Sabrina Fang, a spokesperson with the American Petroleum Institute, said API is currently reviewing the proposed changes to the Renewable Fuel Standard. “But the RFS program is broken and the last thing we need is more complexity by expanding scope and scale of the RFS,” she said in an email. “What EPA should be working on is a set of RFS volumes that reflects market realities until Congress repeals or significantly reforms this dysfunctional program.”
The oil industry has been urging Congress to repeal the biofuels mandate for years and earlier this year filed lawsuits challenging the program.
In May the EPA announced the proposed 2017 Renewable Fuel Standard volume requirements, which would require refineries to blend 18.8 billion gallons of biofuels into the nation’s gasoline supply next year. Of this amount, 14.8 billion gallons would come from conventional corn-based ethanol.
API and the oil industry say the 2017 proposed biofuel volumes aren’t safe for cars on the road and will raise gas prices at the pump, which are on the low end of there they have been in recent years.
The biofuels industry and corn farmers, on the other hand, say the 2017 proposed biofuel volumes aren’t aggressive enough and have accused the EPA of caving to big oil in setting the volumes.

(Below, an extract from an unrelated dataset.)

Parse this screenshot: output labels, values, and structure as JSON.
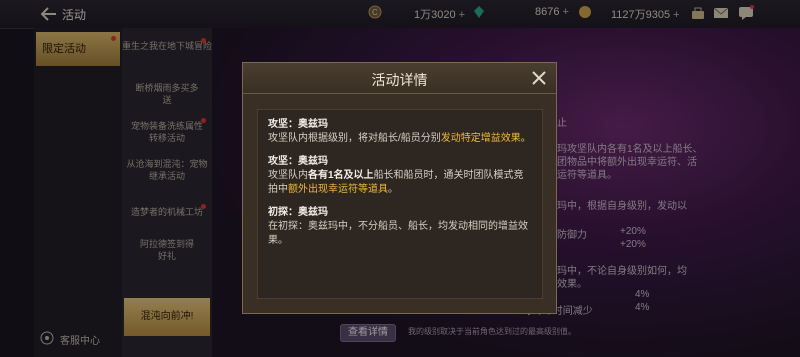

Brent Erickson, EVP of biotech trade association Biotechnology Innovation Organization (BIO), says the EPA’s latest proposed changes to the Renewable Fuel Standard will boost the biofuels industry.
“We are looking forward to working with EPA on the proposed feedstock and biointermediate pathways as well as on the proposed ethanol flex fuel rules, which will clarify regulations for retailers who install blender pumps and help grow the market for advanced biofuels,” Erickson said in an email.
Also this week the EPA and US Department of Justice filed a complaint against two companies that the agencies say violated the Renewable Fuel Standard.
The complaint against NGL Crude Logistics and Western Dubuque Biodiesel alleges that NGL entered into a series of transactions with Western Dubuque in 2011 that resulted in the generation of approximately 36 million invalid renewable identification numbers, or RINs. RINs are credits created when a company produces qualifying renewable fuel and can be traded or sold to refineries and importers to use for compliance with renewable fuel production requirements.
The federal agencies also announced a settlement with Western Dubuque in which the company agreed to pay $6 million after generating RINs for renewable fuel that was produced using unapproved feedstocks and production processes.